TL;DR: Law firms are pairing microsegmentation, identity segmentation, and RPC firewalling to contain ransomware and lateral movement as detection-heavy models fail, according to Zero Networks and session speakers. The governance lesson is clear: if one compromised system can reach most of the environment, privilege boundaries are too open to defend.
At a glance
What this is: This is a practitioner discussion of how law firms are using microsegmentation, identity segmentation, and automated containment to reduce lateral movement and ransomware blast radius.
Why it matters: It matters because IAM, PAM, and NHI teams all influence where identities can operate, and identity boundaries now shape whether an intrusion becomes a full-scale breach.
By the numbers:
- Only 30% of alerts generated translate to real risk reduction, while a single compromised system typically gives attackers access to 85% of the environment in one hop.
- Ransomware is up about 100% since 2024, and breaches reported globally have climbed 660% since 2021.
👉 Read Zero Networks' analysis of law firm network security, microsegmentation, and automation
Context
Law firm security teams are dealing with a problem that traditional detection-first models do not solve well: once an attacker is inside, broad trust and open east-west paths let compromise spread quickly. In this setting, microsegmentation is not just a network control, but an identity governance issue because users, service accounts, and privileged access all determine where movement is possible.
The article frames a familiar legal-sector pressure point. Firms are spending more on technology while also facing ransomware, regulatory scrutiny, and tight staffing, which makes manual containment difficult to sustain. That combination pushes identity-driven containment and automated enforcement to the centre of the discussion.
The key issue is not whether alerts exist. It is whether the environment still allows an identity or workload to pivot into the rest of the estate after the first compromise. For law firms, that makes identity segmentation, PAM enforcement, and protocol-level restriction part of the same control problem.
Key questions
Q: How should security teams reduce lateral movement after an initial compromise in a flat network?
A: Security teams should reduce reachable paths first, then tune detection around the smaller attack surface. Microsegmentation, identity segmentation, and protocol filtering limit where an attacker can move after the first foothold. If the environment still allows broad east-west access, EDR and SIEM can confirm compromise but cannot prevent the next hop.
Q: Why do service accounts increase breach blast radius when they are not tightly scoped?
A: Service accounts increase blast radius because they often have persistent access across multiple systems and are exempt from the normal human login patterns that teams monitor most closely. When those identities are reused widely, an attacker who captures one credential can move laterally without needing fresh access at each step.

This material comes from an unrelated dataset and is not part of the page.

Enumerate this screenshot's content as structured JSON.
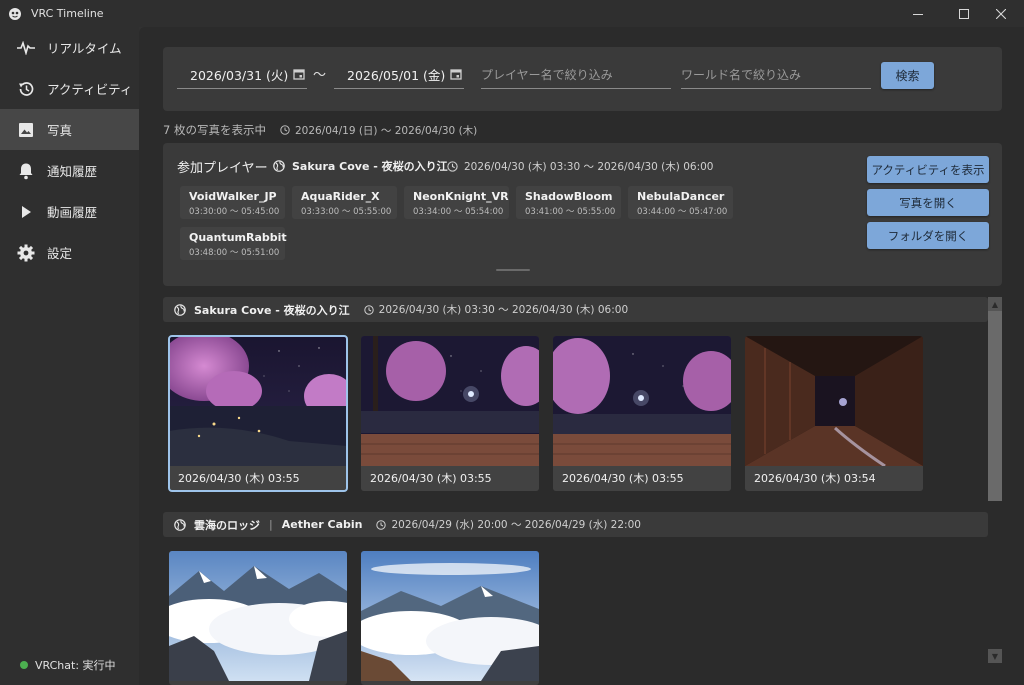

Q: What breaks when identity segmentation is not enforced for privileged users?
A: What breaks is the assumption that privileged identities are constrained by role or workstation. Without identity segmentation, a privileged account can often authenticate across far more hosts than intended, which turns one compromise into a broad administrative problem. That is especially dangerous where domain controllers or management servers remain reachable.
Q: Who is accountable when a checked-out privileged credential is used outside its intended scope?
A: Accountability sits with the identity governance process, not just the individual user. If a credential checked out from PAM can still be used broadly on the network, the control boundary is incomplete. Security, IAM, and infrastructure teams must share responsibility for enforcing where that credential can operate.
Technical breakdown
Why detection-first security fails against lateral movement
Detection tools such as EDR, XDR, and SIEM can identify suspicious activity, but they do not automatically stop an intruder from moving laterally. Once an attacker has initial foothold, the practical advantage shifts to the side that controls reachable paths, permitted protocols, and identity scope. In open enterprise networks, that means one compromised endpoint or credential can become a bridge to many others before an alert is ever acted on. Microsegmentation changes the problem by constraining those paths rather than relying on alert speed.
Practical implication: containment has to be enforced at the network and identity layers before attackers can pivot.
Identity segmentation limits where accounts can log in
Identity segmentation narrows the systems and services an account can reach, which is especially relevant for service accounts and privileged users. In many environments, a service account is created for one workload but remains technically valid across far more systems than it should touch. That is not a password issue alone, but an access-scope issue. When login reach is not constrained, the attacker does not need to steal a new identity after every hop because the original account already crosses too many trust boundaries.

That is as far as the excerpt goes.